Même si on savait que Juan Díaz Canales était aussi dessinateur, c’est sa signature de quelques-uns des plus brillants scénarios récents que l’on connaissait sous son nom, de Blacksad à Corto Maltese. Comme on n’est jamais aussi bien servi que par soi-même, Canales a endossé son profil d’auteur complet en publiant Au Fil de l’eau, drame métaphysique et philosophique en noir et blanc dans une Espagne contemporaine qui vit encore au rythme de son passé franquiste dont les traces sont toujours bien présentes. Canales hésite sur le ton de son récit ou, mieux en fait, fait hésiter ses lecteurs sur là où il veut les emmener. Polar ou pas ? Chronique sociale ? A voir de plus près.
Ils sont octogénaires et vivent de petits trafics, amis de combats quand il fallait défendre la liberté dans les années trente en Espagne. L’un d’eux, Longinos, est assassiné. Les trois autres, Niceto, Urbano, Godofredo, constatent que trop parler peut-être dangereux. Mais parler de quoi, de quel secret ? Niceto vit avec son petit-fils dont la femme est enceinte et le père médecin légiste. Les obsèques vont être la cause d’un scandale. Urbano traite le prêtre de menteur et l’accuse de savoir. Urbano est tué à son tour. A qui le tour ?

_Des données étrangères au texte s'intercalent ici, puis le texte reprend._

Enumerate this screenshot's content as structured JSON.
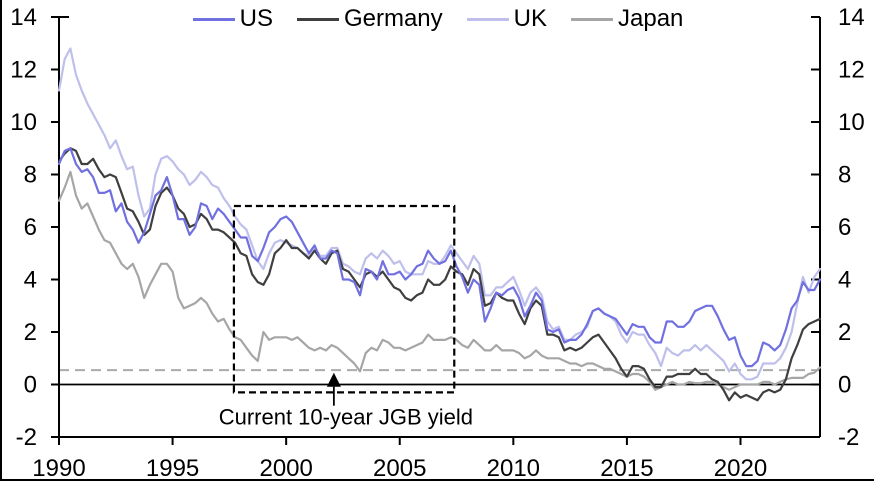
{
  "chart_data": {
    "type": "line",
    "title": "",
    "x_start": 1990,
    "x_step": 0.25,
    "x_range": [
      1990,
      2023.5
    ],
    "y_range": [
      -2,
      14
    ],
    "x_ticks": [
      1990,
      1995,
      2000,
      2005,
      2010,
      2015,
      2020
    ],
    "y_ticks": [
      -2,
      0,
      2,
      4,
      6,
      8,
      10,
      12,
      14
    ],
    "grid": false,
    "legend_position": "top",
    "axis_color": "#000000",
    "zero_line": 0,
    "series": [
      {
        "name": "US",
        "color": "#7070E0",
        "values": [
          8.4,
          8.9,
          9.0,
          8.4,
          8.1,
          8.2,
          7.9,
          7.3,
          7.3,
          7.4,
          6.6,
          6.9,
          6.2,
          5.9,
          5.4,
          5.8,
          6.5,
          7.2,
          7.4,
          7.9,
          7.2,
          6.3,
          6.3,
          5.7,
          6.0,
          6.9,
          6.8,
          6.3,
          6.7,
          6.5,
          6.2,
          5.9,
          5.6,
          5.6,
          4.9,
          4.7,
          5.2,
          5.8,
          6.0,
          6.3,
          6.4,
          6.2,
          5.8,
          5.4,
          5.0,
          5.3,
          4.8,
          4.8,
          5.1,
          5.0,
          4.0,
          4.0,
          3.9,
          3.4,
          4.4,
          4.3,
          4.0,
          4.7,
          4.2,
          4.2,
          4.3,
          4.0,
          4.2,
          4.5,
          4.6,
          5.1,
          4.8,
          4.6,
          4.7,
          5.1,
          4.5,
          4.1,
          3.5,
          4.0,
          3.8,
          2.4,
          2.9,
          3.5,
          3.4,
          3.6,
          3.7,
          3.3,
          2.6,
          3.0,
          3.5,
          3.2,
          2.1,
          2.0,
          2.1,
          1.6,
          1.7,
          1.7,
          1.9,
          2.3,
          2.8,
          2.9,
          2.7,
          2.6,
          2.5,
          2.2,
          1.9,
          2.3,
          2.2,
          2.2,
          1.8,
          1.6,
          1.6,
          2.4,
          2.4,
          2.2,
          2.2,
          2.4,
          2.8,
          2.9,
          3.0,
          3.0,
          2.6,
          2.1,
          1.7,
          1.8,
          1.1,
          0.7,
          0.7,
          0.9,
          1.6,
          1.5,
          1.3,
          1.5,
          2.1,
          2.9,
          3.2,
          3.9,
          3.6,
          3.6,
          4.0
        ]
      },
      {
        "name": "Germany",
        "color": "#3F3F3F",
        "values": [
          8.5,
          8.8,
          9.0,
          8.9,
          8.4,
          8.4,
          8.6,
          8.2,
          7.9,
          8.0,
          7.9,
          7.3,
          6.7,
          6.6,
          6.2,
          5.7,
          5.9,
          6.8,
          7.3,
          7.5,
          7.2,
          6.7,
          6.5,
          6.0,
          6.1,
          6.5,
          6.3,
          5.9,
          5.9,
          5.8,
          5.6,
          5.4,
          5.0,
          4.9,
          4.2,
          3.9,
          3.8,
          4.2,
          5.0,
          5.2,
          5.5,
          5.2,
          5.2,
          5.0,
          4.8,
          5.1,
          4.8,
          4.6,
          5.0,
          5.1,
          4.4,
          4.3,
          4.0,
          3.7,
          4.2,
          4.3,
          4.1,
          4.3,
          4.0,
          3.7,
          3.6,
          3.3,
          3.2,
          3.4,
          3.5,
          4.0,
          3.8,
          3.8,
          4.0,
          4.5,
          4.3,
          4.2,
          3.8,
          4.4,
          4.2,
          3.0,
          3.1,
          3.5,
          3.3,
          3.2,
          3.2,
          2.7,
          2.3,
          2.9,
          3.2,
          3.0,
          1.9,
          1.9,
          1.8,
          1.3,
          1.4,
          1.3,
          1.4,
          1.6,
          1.8,
          1.9,
          1.6,
          1.3,
          1.0,
          0.6,
          0.3,
          0.7,
          0.7,
          0.6,
          0.2,
          -0.1,
          -0.1,
          0.3,
          0.3,
          0.4,
          0.4,
          0.4,
          0.6,
          0.4,
          0.4,
          0.2,
          0.1,
          -0.2,
          -0.6,
          -0.3,
          -0.5,
          -0.4,
          -0.5,
          -0.6,
          -0.3,
          -0.2,
          -0.3,
          -0.2,
          0.2,
          1.0,
          1.5,
          2.1,
          2.3,
          2.4,
          2.5
        ]
      },
      {
        "name": "UK",
        "color": "#BFBFEC",
        "values": [
          11.2,
          12.4,
          12.8,
          11.8,
          11.2,
          10.7,
          10.3,
          9.9,
          9.5,
          9.0,
          9.3,
          8.7,
          8.2,
          8.3,
          7.2,
          6.4,
          6.7,
          8.0,
          8.6,
          8.7,
          8.5,
          8.2,
          8.0,
          7.6,
          7.8,
          8.1,
          7.9,
          7.6,
          7.5,
          7.1,
          6.8,
          6.4,
          6.1,
          5.9,
          5.3,
          4.7,
          4.4,
          5.0,
          5.4,
          5.5,
          5.4,
          5.3,
          5.2,
          5.0,
          4.9,
          5.2,
          4.9,
          4.9,
          5.2,
          5.2,
          4.6,
          4.5,
          4.3,
          4.2,
          4.8,
          5.0,
          4.8,
          5.1,
          4.9,
          4.6,
          4.7,
          4.3,
          4.2,
          4.2,
          4.2,
          4.7,
          4.6,
          4.6,
          4.9,
          5.3,
          5.0,
          4.7,
          4.4,
          4.9,
          4.6,
          3.4,
          3.4,
          3.7,
          3.7,
          3.9,
          4.1,
          3.6,
          3.0,
          3.5,
          3.7,
          3.4,
          2.4,
          2.1,
          2.2,
          1.7,
          1.7,
          1.9,
          2.0,
          2.2,
          2.8,
          2.9,
          2.7,
          2.6,
          2.4,
          1.9,
          1.6,
          2.0,
          1.9,
          1.9,
          1.5,
          1.2,
          0.7,
          1.4,
          1.2,
          1.1,
          1.3,
          1.3,
          1.5,
          1.3,
          1.5,
          1.3,
          1.1,
          0.9,
          0.5,
          0.8,
          0.4,
          0.2,
          0.2,
          0.3,
          0.8,
          0.8,
          0.8,
          1.0,
          1.4,
          2.0,
          3.1,
          4.1,
          3.5,
          4.1,
          4.4
        ]
      },
      {
        "name": "Japan",
        "color": "#A6A6A6",
        "values": [
          7.0,
          7.5,
          8.1,
          7.2,
          6.7,
          6.9,
          6.4,
          5.9,
          5.5,
          5.4,
          5.0,
          4.6,
          4.4,
          4.6,
          4.1,
          3.3,
          3.8,
          4.2,
          4.6,
          4.6,
          4.3,
          3.3,
          2.9,
          3.0,
          3.1,
          3.3,
          3.1,
          2.7,
          2.4,
          2.5,
          2.1,
          1.8,
          1.7,
          1.4,
          1.1,
          0.9,
          2.0,
          1.7,
          1.8,
          1.8,
          1.8,
          1.7,
          1.8,
          1.6,
          1.4,
          1.3,
          1.4,
          1.3,
          1.5,
          1.4,
          1.2,
          1.0,
          0.8,
          0.5,
          1.2,
          1.4,
          1.3,
          1.7,
          1.6,
          1.4,
          1.4,
          1.3,
          1.4,
          1.5,
          1.6,
          1.9,
          1.7,
          1.7,
          1.7,
          1.8,
          1.7,
          1.5,
          1.4,
          1.7,
          1.5,
          1.3,
          1.3,
          1.5,
          1.3,
          1.3,
          1.3,
          1.2,
          1.0,
          1.1,
          1.3,
          1.1,
          1.0,
          1.0,
          1.0,
          0.9,
          0.8,
          0.8,
          0.7,
          0.8,
          0.8,
          0.7,
          0.6,
          0.6,
          0.5,
          0.4,
          0.3,
          0.4,
          0.4,
          0.3,
          0.1,
          -0.2,
          -0.1,
          0.0,
          0.1,
          0.0,
          0.0,
          0.1,
          0.05,
          0.05,
          0.1,
          0.1,
          0.0,
          -0.1,
          -0.2,
          -0.1,
          0.0,
          0.0,
          0.0,
          0.0,
          0.1,
          0.1,
          0.0,
          0.1,
          0.2,
          0.25,
          0.25,
          0.25,
          0.4,
          0.45,
          0.65
        ]
      }
    ],
    "reference_line": {
      "value": 0.55,
      "color": "#ABABAB",
      "style": "dashed"
    },
    "highlight_box": {
      "x0": 1997.7,
      "x1": 2007.4,
      "y0": -0.3,
      "y1": 6.8,
      "color": "#000000",
      "style": "dashed"
    },
    "annotation": {
      "text": "Current 10-year JGB yield",
      "arrow_x": 2002.1,
      "arrow_tip_y": 0.45
    }
  }
}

Il faut rester sur le suspense qui régit l’histoire. On ne s’attend pas à la fin du chapitre, à la cause de ses assassinats. On est à la fois surpris et étonné car déstabilisé. Canales donne sa vision finalement très juste de la vie mais d’où le désespoir de la mort, de la fin de vie est omniprésent. Un récit très personnel qui lui a permis de mettre en place ce récit étonnant, encore une fois qu’il faut découvrir. Un trait assez souple et ferme aussi qui appuie le discours sans concession, angoissant.